When she woke, a figure, dark but familiar, stood against the light from the window. Was it the shadowy man come to finish her off?

He rubbed his lapel.

She squinted up at him. “Good morning.”

“Good evening, you mean. You’ve slept the whole day.”

She opened one eye, her good hand visoring the crimson rays of the sun.

“But the sun is…”

“Setting, I’m afraid. My wife sends you these from her garden.”

“How lovely.” Serafina had never seen such beautiful flowers before, small and delicate stems, droopy, the petals like the ears of elves. A nun took them from his hand. She wore a habit the same color as the flowers. Folded wings covered her head. Serafina heard the click of beads and listened to her footsteps recede.

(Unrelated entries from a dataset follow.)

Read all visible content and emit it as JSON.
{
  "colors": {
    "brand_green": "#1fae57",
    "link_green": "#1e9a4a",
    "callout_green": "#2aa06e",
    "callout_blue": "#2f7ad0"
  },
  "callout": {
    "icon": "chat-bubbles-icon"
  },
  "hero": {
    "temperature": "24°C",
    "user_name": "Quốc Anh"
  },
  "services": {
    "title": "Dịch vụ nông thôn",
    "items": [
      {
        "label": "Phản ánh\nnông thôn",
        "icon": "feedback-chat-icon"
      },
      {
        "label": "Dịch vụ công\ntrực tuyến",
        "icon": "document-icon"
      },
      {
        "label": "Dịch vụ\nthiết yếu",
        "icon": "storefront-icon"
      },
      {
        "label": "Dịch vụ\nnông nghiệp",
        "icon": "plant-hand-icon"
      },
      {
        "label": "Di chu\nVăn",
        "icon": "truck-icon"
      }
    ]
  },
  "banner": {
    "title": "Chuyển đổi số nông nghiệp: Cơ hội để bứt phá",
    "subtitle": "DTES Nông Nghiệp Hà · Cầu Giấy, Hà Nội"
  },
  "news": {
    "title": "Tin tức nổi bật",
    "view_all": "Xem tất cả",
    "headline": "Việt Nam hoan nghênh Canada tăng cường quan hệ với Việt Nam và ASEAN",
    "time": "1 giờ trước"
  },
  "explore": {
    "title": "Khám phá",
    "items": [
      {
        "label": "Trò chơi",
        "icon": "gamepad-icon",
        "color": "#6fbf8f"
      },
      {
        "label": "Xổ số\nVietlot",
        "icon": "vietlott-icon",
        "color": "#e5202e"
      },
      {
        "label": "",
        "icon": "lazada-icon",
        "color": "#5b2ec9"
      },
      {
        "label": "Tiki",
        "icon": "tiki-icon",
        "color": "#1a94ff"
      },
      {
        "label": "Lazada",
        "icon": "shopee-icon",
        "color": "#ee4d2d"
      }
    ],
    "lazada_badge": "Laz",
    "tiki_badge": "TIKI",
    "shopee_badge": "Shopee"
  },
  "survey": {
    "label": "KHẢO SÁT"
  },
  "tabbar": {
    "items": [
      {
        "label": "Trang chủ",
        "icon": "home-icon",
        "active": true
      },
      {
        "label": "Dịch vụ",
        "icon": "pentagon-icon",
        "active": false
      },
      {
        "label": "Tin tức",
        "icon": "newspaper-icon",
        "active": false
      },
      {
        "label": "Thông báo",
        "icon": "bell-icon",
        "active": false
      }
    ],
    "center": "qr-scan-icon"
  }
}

She sank back into the pillow. “The hospitals have private rooms in Paris?”

“Only for special patients,” Valois said. “The prefect arranged it. You were shot and we feared for your life. Two policemen have been assigned to guard you.”

“How did you know where to find me?”

“Rosa. I owe you an apology.”

The madam smiled. “She’s difficult, sometimes I think not worth the trouble, but we’ve been friends too long to sever ties in Paris. One more trick like this, however…”

The inspector continued. “The pictures of the dead woman are still missing. I asked the photographer to make duplicates, but he can’t find the plates, so I suspect someone did not want you to see them, someone with a long and influential reach.”

Serafina nodded slowly as if she understood everything he said and told him two men had been following her ever since she was commissioned by Elena’s father to find his daughter’s murderer.

“We saw them in Oltramari and in Marseille and here in Paris.”

“The same men?”

Carmela nodded and told him about their encounters with the men in Marseille and Paris.

The inspector was intrigued enough to write himself a note. “I took your two young men with me and we searched your friend’s apartment today.”

“In Sicily, we need an order from the courts for that, not that we always stand on ceremony,” Serafina said.

“Obviously,” Rosa said.

“Here we follow the rules. We obtained a warrant to search the apartment. When your countess friend returns, if she’s still alive, she’ll find quite a mess, all the drawers in the apartment emptied, the clothes searched. It looked like she left in haste. The bed in one room was unmade.”